These questions are related to Galois theory, but are general field theory questions.
First question:
I understand Eisenstein's criterion for proving irreducibility of polynomials over $Q$. However, I can't understand, for example, how to prove irreducibility over $Q(\sqrt{3})$, or any other simple extension. Do I have to attempt to write a potential zero $\alpha$ of the polynomial in the form $a+b\sqrt{3}=\alpha$ and derive a contradiction? Or is there some method by which irreducibility over $Q$ yields information about irreducibility over $Q(\sqrt{3})$ more readily than it appears?
Second question:
Given a polynomial, how do I go about proving that an element is not in its splitting field?

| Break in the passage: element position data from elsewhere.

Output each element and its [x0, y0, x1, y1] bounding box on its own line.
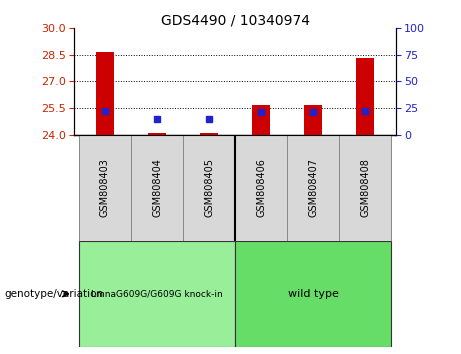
Bar: [235, 135, 287, 241]
Bar: [148, 133, 166, 135]
Bar: [96, 52, 114, 135]
Text: genotype/variation: genotype/variation: [5, 289, 104, 299]
Text: GSM808408: GSM808408: [360, 158, 370, 217]
Text: GSM808404: GSM808404: [152, 158, 162, 217]
Bar: [287, 135, 339, 241]
Text: LmnaG609G/G609G knock-in: LmnaG609G/G609G knock-in: [91, 289, 223, 298]
Bar: [339, 135, 391, 241]
Bar: [200, 133, 218, 135]
Text: GSM808403: GSM808403: [100, 158, 110, 217]
Bar: [252, 105, 270, 135]
Bar: [79, 241, 235, 347]
Text: GSM808407: GSM808407: [308, 158, 318, 217]
Bar: [79, 135, 131, 241]
Text: GSM808406: GSM808406: [256, 158, 266, 217]
Bar: [356, 58, 374, 135]
Bar: [304, 105, 322, 135]
Title: GDS4490 / 10340974: GDS4490 / 10340974: [160, 13, 310, 27]
Text: GSM808405: GSM808405: [204, 158, 214, 217]
Bar: [131, 135, 183, 241]
Bar: [235, 241, 391, 347]
Text: wild type: wild type: [288, 289, 339, 299]
Bar: [183, 135, 235, 241]
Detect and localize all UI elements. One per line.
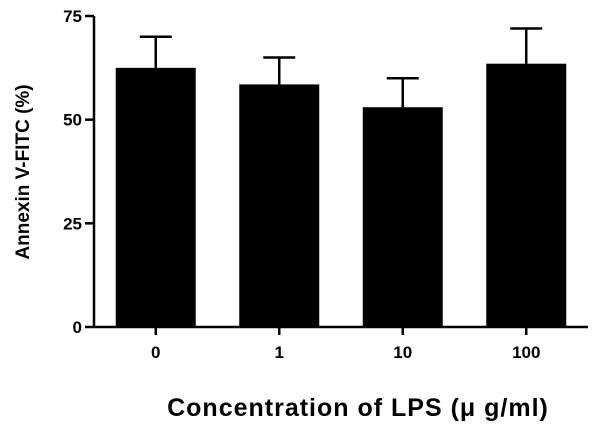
- x-tick-label-10: 10: [393, 343, 412, 362]
- x-axis-title: Concentration of LPS (μ g/ml): [167, 394, 549, 422]
- x-tick-label-100: 100: [512, 343, 540, 362]
- x-tick-label-1: 1: [275, 343, 284, 362]
- error-bars-layer: [139, 27, 543, 108]
- bar-10: [362, 107, 443, 327]
- x-ticks-layer: 0 1 10 100: [151, 327, 540, 362]
- bar-100: [486, 63, 567, 327]
- y-tick-label-25: 25: [63, 214, 82, 233]
- y-tick-label-50: 50: [63, 111, 82, 130]
- bar-0: [115, 67, 196, 327]
- y-axis-title: Annexin V-FITC (%): [13, 84, 34, 259]
- y-tick-label-0: 0: [73, 318, 82, 337]
- y-ticks-layer: 0 25 50 75: [63, 7, 94, 337]
- bars-layer: [115, 63, 567, 327]
- y-tick-label-75: 75: [63, 7, 82, 26]
- bar-1: [239, 84, 320, 327]
- x-tick-label-0: 0: [151, 343, 160, 362]
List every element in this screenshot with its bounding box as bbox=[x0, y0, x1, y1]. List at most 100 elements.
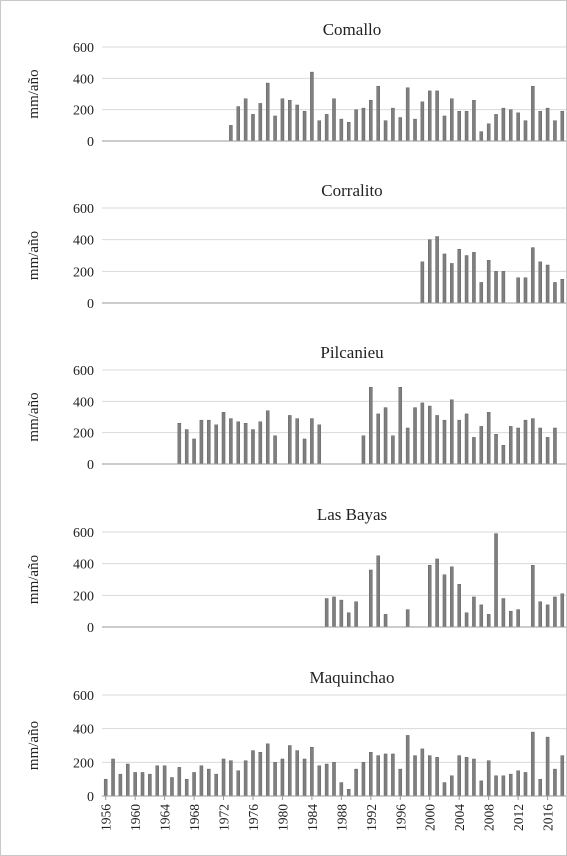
bar-1984 bbox=[310, 418, 314, 465]
bar-1971 bbox=[214, 424, 218, 465]
bar-2014 bbox=[531, 85, 535, 142]
bar-1975 bbox=[243, 98, 248, 142]
bar-2004 bbox=[457, 584, 461, 628]
bar-2007 bbox=[479, 282, 484, 304]
bar-1977 bbox=[258, 103, 263, 142]
bar-1991 bbox=[361, 435, 366, 465]
bar-2003 bbox=[450, 98, 454, 142]
bar-1994 bbox=[383, 407, 388, 465]
bar-1967 bbox=[184, 429, 189, 465]
bar-2016 bbox=[545, 437, 550, 465]
bar-1981 bbox=[288, 100, 292, 142]
bar-2001 bbox=[435, 757, 439, 797]
bar-2002 bbox=[442, 115, 447, 142]
bar-2001 bbox=[435, 90, 439, 142]
bar-1975 bbox=[243, 760, 248, 797]
bar-2003 bbox=[450, 566, 454, 628]
bar-1978 bbox=[265, 743, 270, 797]
bar-1974 bbox=[236, 770, 241, 797]
bar-2006 bbox=[472, 100, 476, 142]
bar-1979 bbox=[273, 762, 277, 797]
bar-1977 bbox=[258, 421, 263, 465]
y-tick-label: 0 bbox=[87, 621, 94, 636]
bar-1980 bbox=[280, 758, 285, 797]
bar-1997 bbox=[405, 87, 410, 142]
bar-1965 bbox=[170, 777, 174, 797]
bar-1968 bbox=[192, 438, 196, 465]
bar-1991 bbox=[361, 107, 366, 142]
bar-1983 bbox=[302, 438, 307, 465]
bar-2007 bbox=[479, 131, 484, 142]
bar-2008 bbox=[486, 760, 491, 797]
x-tick-label: 2016 bbox=[541, 804, 556, 831]
bar-1992 bbox=[369, 387, 373, 465]
bar-2004 bbox=[457, 419, 461, 465]
bar-2008 bbox=[486, 260, 491, 304]
bar-1967 bbox=[184, 778, 189, 797]
bar-1973 bbox=[229, 760, 233, 797]
bar-1972 bbox=[221, 412, 226, 465]
y-tick-label: 200 bbox=[73, 589, 94, 604]
bar-2002 bbox=[442, 782, 447, 797]
bar-1988 bbox=[339, 782, 344, 797]
bar-1988 bbox=[339, 599, 344, 628]
bar-1956 bbox=[103, 778, 108, 797]
y-tick-label: 0 bbox=[87, 458, 94, 473]
bar-2004 bbox=[457, 111, 461, 142]
bar-1997 bbox=[405, 609, 410, 628]
y-tick-label: 400 bbox=[73, 395, 94, 410]
y-tick-label: 200 bbox=[73, 427, 94, 442]
bar-2007 bbox=[479, 604, 484, 628]
bar-2009 bbox=[494, 533, 498, 628]
bar-2011 bbox=[509, 109, 513, 142]
bar-2009 bbox=[494, 775, 498, 797]
bar-1990 bbox=[354, 768, 358, 797]
bar-1970 bbox=[207, 768, 211, 797]
bar-2017 bbox=[553, 120, 557, 142]
bar-1969 bbox=[199, 765, 204, 797]
bar-1963 bbox=[155, 765, 159, 797]
y-tick-label: 600 bbox=[73, 364, 94, 379]
bar-1968 bbox=[192, 772, 196, 797]
bar-2012 bbox=[516, 609, 520, 628]
bar-2000 bbox=[428, 90, 432, 142]
bar-2017 bbox=[553, 282, 557, 304]
bar-1999 bbox=[420, 402, 425, 465]
bar-1975 bbox=[243, 423, 248, 465]
x-tick-label: 2008 bbox=[482, 804, 497, 831]
bar-1996 bbox=[398, 387, 403, 465]
bar-1985 bbox=[317, 424, 322, 465]
bar-1971 bbox=[214, 773, 218, 797]
y-tick-label: 400 bbox=[73, 558, 94, 573]
bar-2015 bbox=[538, 111, 542, 142]
bar-2002 bbox=[442, 419, 447, 465]
bar-2000 bbox=[428, 755, 432, 797]
bar-1970 bbox=[207, 419, 211, 465]
y-tick-label: 200 bbox=[73, 265, 94, 280]
bar-1957 bbox=[111, 758, 115, 797]
y-tick-label: 0 bbox=[87, 790, 94, 805]
bar-1995 bbox=[391, 753, 395, 797]
bar-1988 bbox=[339, 118, 344, 142]
bar-2010 bbox=[501, 107, 506, 142]
bar-1998 bbox=[413, 407, 417, 465]
bar-1996 bbox=[398, 117, 403, 142]
bar-2006 bbox=[472, 437, 476, 465]
bar-2000 bbox=[428, 405, 432, 465]
y-tick-label: 200 bbox=[73, 104, 94, 119]
bar-1985 bbox=[317, 765, 322, 797]
y-tick-label: 0 bbox=[87, 297, 94, 312]
bar-2016 bbox=[545, 264, 550, 304]
y-tick-label: 600 bbox=[73, 202, 94, 217]
bar-1990 bbox=[354, 109, 358, 142]
bar-1973 bbox=[229, 125, 233, 142]
bar-1984 bbox=[310, 71, 314, 142]
chart-title: Maquinchao bbox=[310, 668, 395, 687]
bar-2006 bbox=[472, 252, 476, 304]
bar-2003 bbox=[450, 399, 454, 465]
bar-1981 bbox=[288, 415, 292, 465]
bar-1979 bbox=[273, 115, 277, 142]
bar-2017 bbox=[553, 596, 557, 628]
x-tick-label: 1968 bbox=[187, 804, 202, 831]
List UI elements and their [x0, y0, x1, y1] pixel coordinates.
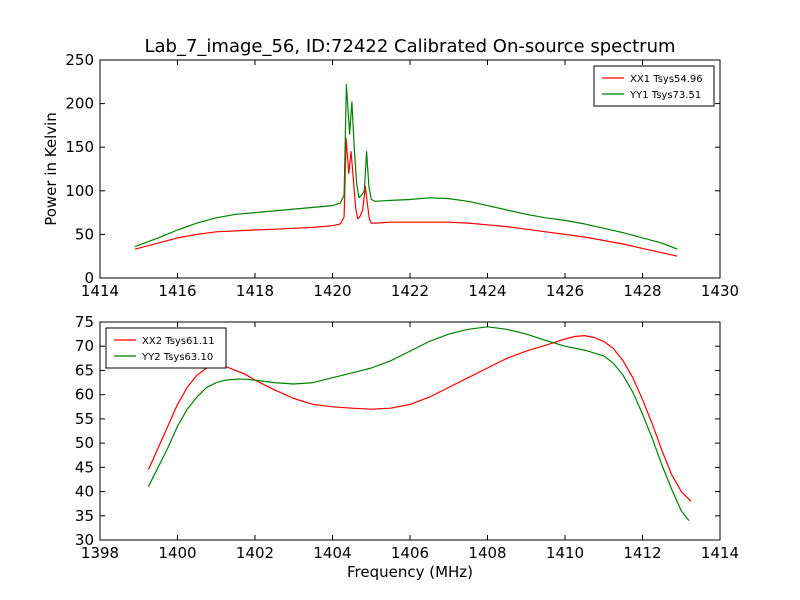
bottom-legend-box	[105, 327, 227, 369]
bottom-plot-panel: 1398 1400 1402 1404 1406 1408 1410 1412 1414 30 35…	[75, 313, 739, 562]
top-legend-label-1: XX1 Tsys54.96	[630, 74, 703, 85]
bottom-x-tick-label: 1410	[546, 544, 584, 562]
top-y-tick-label: 50	[75, 225, 94, 243]
top-x-tick-label: 1426	[546, 282, 584, 300]
bottom-legend-label-2: YY2 Tsys63.10	[141, 352, 213, 363]
bottom-y-tick-label: 75	[75, 313, 94, 331]
top-x-tick-label: 1418	[236, 282, 274, 300]
bottom-y-tick-label: 30	[75, 531, 94, 549]
bottom-series-line-2	[147, 326, 690, 521]
bottom-x-tick-label: 1404	[313, 544, 351, 562]
top-x-tick-label: 1430	[701, 282, 739, 300]
bottom-x-tick-label: 1406	[391, 544, 429, 562]
top-legend: XX1 Tsys54.96 YY1 Tsys73.51	[593, 65, 715, 107]
top-x-tick-label: 1414	[81, 282, 119, 300]
bottom-x-tick-label: 1412	[623, 544, 661, 562]
top-y-tick-label: 150	[65, 138, 94, 156]
top-x-tick-label: 1422	[391, 282, 429, 300]
top-x-tick-label: 1420	[313, 282, 351, 300]
top-x-tick-label: 1428	[623, 282, 661, 300]
top-series-line-1	[134, 137, 678, 257]
bottom-legend: XX2 Tsys61.11 YY2 Tsys63.10	[105, 327, 227, 369]
top-legend-box	[593, 65, 715, 107]
bottom-x-tick-label: 1398	[81, 544, 119, 562]
bottom-x-tick-label: 1408	[468, 544, 506, 562]
top-y-tick-label: 0	[84, 269, 94, 287]
top-y-tick-label: 100	[65, 182, 94, 200]
bottom-y-tick-label: 65	[75, 361, 94, 379]
top-x-tick-label: 1424	[468, 282, 506, 300]
bottom-x-tick-label: 1400	[158, 544, 196, 562]
top-series-line-2	[134, 83, 678, 250]
bottom-x-tick-label: 1402	[236, 544, 274, 562]
top-y-tick-label: 200	[65, 95, 94, 113]
bottom-y-tick-label: 60	[75, 386, 94, 404]
top-y-tick-label: 250	[65, 51, 94, 69]
bottom-x-axis-label: Frequency (MHz)	[347, 563, 473, 581]
bottom-y-tick-label: 55	[75, 410, 94, 428]
top-legend-label-2: YY1 Tsys73.51	[629, 90, 701, 101]
bottom-x-tick-label: 1414	[701, 544, 739, 562]
top-x-tick-label: 1416	[158, 282, 196, 300]
top-y-axis-label: Power in Kelvin	[42, 112, 60, 226]
bottom-y-tick-label: 40	[75, 483, 94, 501]
top-plot-panel: 1414 1416 1418 1420 1422 1424 1426 1428 1430 0 50 1…	[65, 51, 739, 300]
bottom-y-tick-label: 35	[75, 507, 94, 525]
bottom-y-tick-label: 70	[75, 337, 94, 355]
chart-title: Lab_7_image_56, ID:72422 Calibrated On-s…	[144, 36, 675, 57]
bottom-y-tick-label: 50	[75, 434, 94, 452]
bottom-y-tick-label: 45	[75, 458, 94, 476]
bottom-legend-label-1: XX2 Tsys61.11	[142, 336, 215, 347]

Is this again a proof by contradiction by writing the element in question as a linear combination of the spanning vectors of the splitting field over the base field?
Third question:
This is an incredibly basic question from a previous unit that I still can't seem to wrap my mind around. Suppose I wanted to prove that $\sqrt{5}$ is not contained in $Q(\sqrt{3})$. I assume this would proceed as an irrationality of 2 proof would -- writing: Let $$\sqrt{5} = a + b\sqrt{3}.$$ and show this yields a contradiction. But how? And is there a more general way to do this with any element?
I have a feeling most of these questions are related, since all seem to come down to deriving a contradiction by considering the field extension as a vector space over the base field. If someone could shed some light into this basic concept I would be immeasurably grateful and significantly more prepared to tackle the more complicated Galois theory that is coming my way.
Cheers,
Flabbergasted in Fields
The basic answer to all three questions is that, at this stage in your learning process, you try to write down a general factorisation or expression of an element in terms of basis elements of the field, and derive a contradiction, exactly like you said. There are a couple of points/caveats that are worth mentioning:
Re 1st question: for polynomials of degree greater than 3, reducible is not the same as having a zero over the field. You may have to write down general factorisations into factors of various different degrees. E.g. if your polynomial is of degree 4, you have to show that it has no root and that it doesn't factor into two quadratics over your field.
There is an Eisenstein Criterion over arbitrary number fields, but you don't yet have the language/background knowledge to state it.
Sometimes, proving that an element is not in a given field $K$ can be simpler: first you find its minimal polynomial over $\mathbb{Q}$, e.g. by first writing down some polynomial that kills the element, then factorising it and determining which of the irreducible factors kills the element. Now, you know that adjoining this one element to $\mathbb{Q}$ produces an extension of degree equal to the degree of its minimal polynomial, $d$, say. If you get lucky, $d$ will not divide the degree of $K$ over $\mathbb{Q}$, so the element cannot be in $K$ by the tower law. Alternatively, you may find that there are not many subfields of $K$ of degree $d$, so you have to prove that adjoining your element gives you neither of those.
Later, you will have more ways to prove that two fields (such as $\mathbb{Q}(\sqrt{3})$ and $\mathbb{Q}(\sqrt{5})$) are not equal, using their ramification properties, as one comment notes. For now, you can either solve the obvious equation that you have written down, or use tricks like the following: you basically want to prove that $\mathbb{Q}(\sqrt{3})$ is not the same as $\mathbb{Q}(\sqrt{3},\sqrt{5})$. So you will be done if you can find an element of $\mathbb{Q}(\sqrt{3},\sqrt{5})$ with minimal polynomial of degree 4. Do you have a guess which element to try?